I have some Julia (1.10.10) code that I am benchmarking on a HPC cluster node with 76 physical cores, running with 76 threads, and I am seeing HUGE variability between runs with everything equal (same hardware, same code, same libraries, everything).
This is the performance per thread, averaged on a 30sec period, of a “good” run:
And here is the same, for a “bad” run (which lasts ~5x longer, doing the same things):
Where there is mostly only one thread working.
Notice that at the beginning and at the end for some reason all the threads do some work.
The code uses multithreading, with many Threads.@threads invocations, but there is a loop where the cost of every iteration has a different computational cost, and there, to tackle load balancing issues, it was decided to use dynamic scheduling by spawning one task per iteration (in total, 2500 tasks) in a @sync block.
Since that is the only place where things are not reproducible, I was led to conclude that the use of @spawn might be the culprit.
The sync/@spawn block, sligtly amended for clarity, reads:
# Creating a channel with a the same number of elements as there are threads:
BufferChannel1 = Channel{T}(Threads.nthreads())
for buff in [BufferType() for _ in 1:Threads.nthreads()]
put!(BufferChannel1, buff)
end
# same for BufferChannel2
[...]
@sync begin
for is in 1:50, it in 1:50
Threads.@spawn begin
Buffer1 = take!(BufferChannel1)
Buffer2 = take!(BufferChannel2)
for w = -lenIntw:lenIntw-1 # Matsubara sum
f!(Buffer1, w, w + is)
for iu in iurange
g!(X, State, Par, is, it, iu, w, Buffer1)
if (iu <= it)
h!(X, State, Par, is, it, iu, w, Buffer1, Buffer2)
end
end
end
put!(BuffersChannel1, Buffer1)
put!(BuffersChannel2, Buffer2)
end
end
So, my question to you are:
- Is it possible that this code causes the two activity patterns seen in the figures?
- If so, how?

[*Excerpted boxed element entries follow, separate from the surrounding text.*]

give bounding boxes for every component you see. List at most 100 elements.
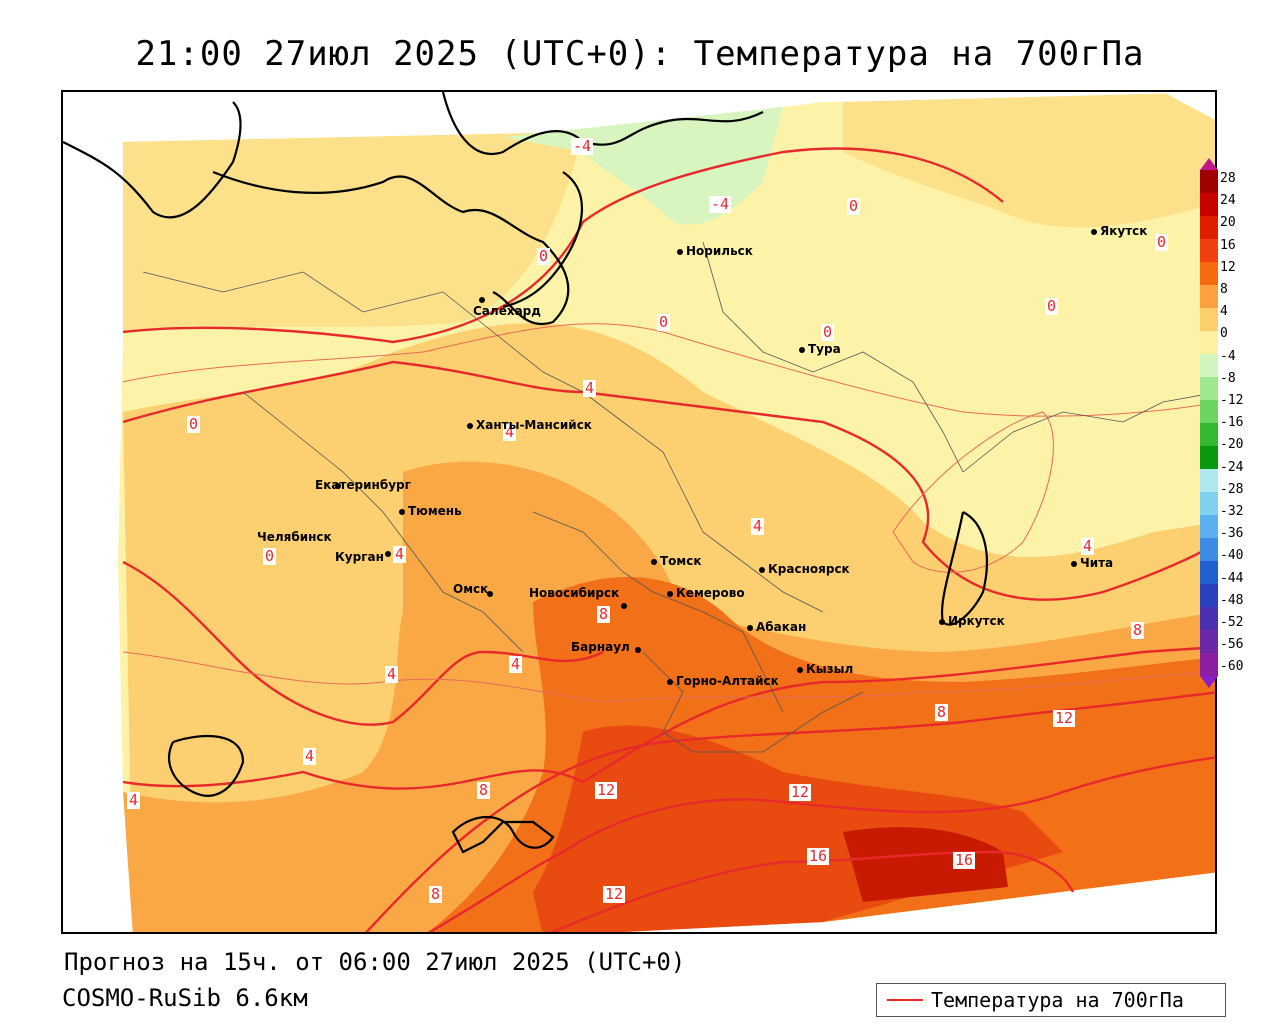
colorbar-cell xyxy=(1200,584,1218,608)
contour-label: 4 xyxy=(583,379,597,397)
contour-label: 0 xyxy=(1155,233,1169,251)
colorbar-label: -32 xyxy=(1220,504,1244,520)
city-label: Абакан xyxy=(756,620,807,634)
colorbar-cell xyxy=(1200,377,1218,401)
contour-label: 4 xyxy=(503,423,517,441)
city-marker: Ханты-Мансийск xyxy=(467,418,592,432)
contour-label: 0 xyxy=(657,313,671,331)
contour-label: 8 xyxy=(477,781,491,799)
city-marker: Абакан xyxy=(747,620,806,634)
contour-label: 12 xyxy=(603,885,626,903)
colorbar-label: -44 xyxy=(1220,570,1244,586)
legend-line-swatch xyxy=(887,999,923,1001)
contour-label: 8 xyxy=(429,885,443,903)
contour-label: 4 xyxy=(393,545,407,563)
city-marker: Кемерово xyxy=(667,586,745,600)
contour-label: 0 xyxy=(847,197,861,215)
colorbar-label: -20 xyxy=(1220,437,1244,453)
contour-label: 16 xyxy=(953,851,976,869)
city-marker: Иркутск xyxy=(939,614,1005,628)
city-label: Тура xyxy=(808,342,841,356)
contour-label: 8 xyxy=(1131,621,1145,639)
city-label: Чита xyxy=(1080,556,1114,570)
colorbar-label: -52 xyxy=(1220,615,1244,631)
admin-borders xyxy=(142,241,1215,753)
city-label: Екатеринбург xyxy=(315,478,411,492)
contour-label: 0 xyxy=(263,547,277,565)
city-label: Кызыл xyxy=(806,662,854,676)
colorbar-cell xyxy=(1200,653,1218,677)
colorbar-cell xyxy=(1200,262,1218,286)
contour-label: 0 xyxy=(821,323,835,341)
colorbar-arrow-bottom xyxy=(1200,676,1218,688)
city-label: Томск xyxy=(660,554,702,568)
colorbar-cell xyxy=(1200,308,1218,332)
colorbar-label: 4 xyxy=(1220,304,1228,320)
colorbar-cell xyxy=(1200,538,1218,562)
colorbar-label: 24 xyxy=(1220,193,1236,209)
city-marker: Якутск xyxy=(1091,224,1147,238)
city-marker: Тура xyxy=(799,342,841,356)
contour-label: -4 xyxy=(571,137,594,155)
colorbar-label: -40 xyxy=(1220,548,1244,564)
colorbar-label: 28 xyxy=(1220,171,1236,186)
city-label: Тюмень xyxy=(408,504,462,518)
colorbar-label: -48 xyxy=(1220,592,1244,608)
colorbar-label: -56 xyxy=(1220,637,1244,653)
colorbar-label: -12 xyxy=(1220,393,1244,409)
legend: Температура на 700гПа xyxy=(876,983,1226,1017)
city-label: Курган xyxy=(335,550,384,564)
colorbar-arrow-top xyxy=(1200,158,1218,170)
city-label: Челябинск xyxy=(257,530,332,544)
contour-label: 4 xyxy=(385,665,399,683)
contour-label: -4 xyxy=(709,195,732,213)
colorbar-cell xyxy=(1200,193,1218,217)
contour-label: 8 xyxy=(935,703,949,721)
contour-label: 4 xyxy=(1081,537,1095,555)
colorbar-cell xyxy=(1200,469,1218,493)
city-marker: Тюмень xyxy=(399,504,462,518)
colorbar-label: -60 xyxy=(1220,659,1244,675)
contour-label: 0 xyxy=(537,247,551,265)
colorbar-cell xyxy=(1200,446,1218,470)
contour-label: 0 xyxy=(1045,297,1059,315)
colorbar-cell xyxy=(1200,170,1218,194)
city-label: Салехард xyxy=(473,304,541,318)
contour-label: 8 xyxy=(597,605,611,623)
colorbar-cell xyxy=(1200,515,1218,539)
contour-label: 0 xyxy=(187,415,201,433)
zone-cold xyxy=(503,107,783,225)
city-label: Иркутск xyxy=(948,614,1005,628)
colorbar-label: 20 xyxy=(1220,215,1236,231)
city-marker: Кызыл xyxy=(797,662,853,676)
legend-label: Температура на 700гПа xyxy=(931,988,1184,1012)
colorbar-label: -8 xyxy=(1220,370,1236,386)
city-marker xyxy=(635,642,644,656)
colorbar-cell xyxy=(1200,630,1218,654)
city-marker xyxy=(487,586,496,600)
colorbar-label: 16 xyxy=(1220,237,1236,253)
colorbar-cell xyxy=(1200,561,1218,585)
colorbar-label: -16 xyxy=(1220,415,1244,431)
model-name: COSMO-RuSib 6.6км xyxy=(62,984,308,1012)
city-label: Ханты-Мансийск xyxy=(476,418,592,432)
city-label: Якутск xyxy=(1100,224,1148,238)
city-label: Горно-Алтайск xyxy=(676,674,779,688)
colorbar-cell xyxy=(1200,607,1218,631)
map-title: 21:00 27июл 2025 (UTC+0): Температура на… xyxy=(135,34,1145,74)
colorbar-cell xyxy=(1200,216,1218,240)
city-label: Норильск xyxy=(686,244,753,258)
colorbar-label: -4 xyxy=(1220,348,1236,364)
colorbar xyxy=(1200,158,1218,688)
city-marker: Норильск xyxy=(677,244,753,258)
city-marker xyxy=(479,292,488,306)
colorbar-labels: 28 24 20 16 12 8 4 0 -4 -8 -12 -16 -20 -… xyxy=(1220,168,1243,679)
city-marker: Томск xyxy=(651,554,702,568)
city-label: Красноярск xyxy=(768,562,850,576)
contour-label: 4 xyxy=(303,747,317,765)
colorbar-cell xyxy=(1200,331,1218,355)
contour-label: 12 xyxy=(595,781,618,799)
contour-label: 4 xyxy=(127,791,141,809)
city-label: Омск xyxy=(453,582,489,596)
city-label: Барнаул xyxy=(571,640,630,654)
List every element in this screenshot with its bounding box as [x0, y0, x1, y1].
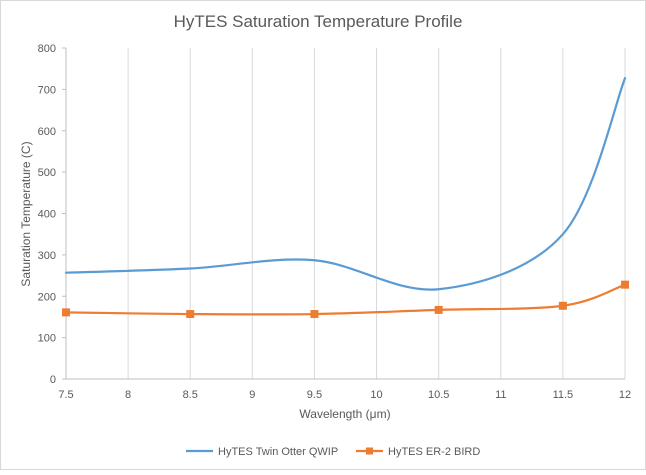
data-point	[310, 310, 319, 319]
y-tick-label: 600	[38, 126, 56, 138]
data-point	[558, 301, 567, 310]
x-tick-label: 11	[495, 389, 506, 401]
y-tick-label: 500	[38, 167, 56, 179]
data-point	[434, 305, 443, 314]
data-point	[621, 280, 629, 289]
y-tick-label: 200	[38, 291, 56, 303]
y-tick-label: 100	[38, 333, 56, 345]
y-tick-label: 0	[50, 374, 56, 386]
x-tick-label: 11.5	[553, 389, 574, 401]
grid-lines	[127, 48, 626, 379]
y-tick-label: 300	[38, 250, 56, 262]
axes: 0 100 200 300 400 500 600 700 800 7.5 8 8.5 9 9.5 10 10…	[38, 43, 631, 401]
series-line-1	[64, 77, 627, 291]
x-tick-label: 9.5	[307, 389, 322, 401]
y-tick-label: 400	[38, 209, 56, 221]
legend-marker	[366, 447, 373, 455]
data-point	[186, 310, 195, 319]
y-tick-label: 800	[38, 43, 56, 55]
x-tick-label: 9	[249, 389, 255, 401]
x-tick-label: 10.5	[428, 389, 449, 401]
legend-label: HyTES ER-2 BIRD	[388, 446, 480, 458]
x-tick-label: 8	[125, 389, 131, 401]
chart-title: HyTES Saturation Temperature Profile	[174, 12, 463, 31]
data-point	[62, 308, 70, 317]
legend: HyTES Twin Otter QWIP HyTES ER-2 BIRD	[186, 446, 480, 458]
y-axis-title: Saturation Temperature (C)	[19, 141, 33, 286]
legend-entry-2: HyTES ER-2 BIRD	[356, 446, 480, 458]
legend-entry-1: HyTES Twin Otter QWIP	[186, 446, 338, 458]
series-group	[62, 77, 629, 319]
x-tick-label: 12	[619, 389, 631, 401]
y-tick-label: 700	[38, 84, 56, 96]
x-tick-label: 7.5	[58, 389, 73, 401]
x-axis-title: Wavelength (μm)	[299, 407, 390, 421]
x-tick-label: 8.5	[183, 389, 198, 401]
legend-label: HyTES Twin Otter QWIP	[218, 446, 338, 458]
x-tick-label: 10	[370, 389, 382, 401]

I would naively assume that a thread would start only one task at a time, but I guess that if the current task yields (perhaps at
take!orput!?) then the thread could start another task which might yield at the same point, and so on? Could it be that the locks for the channels and the locks for the task interfere somehow causing serialization?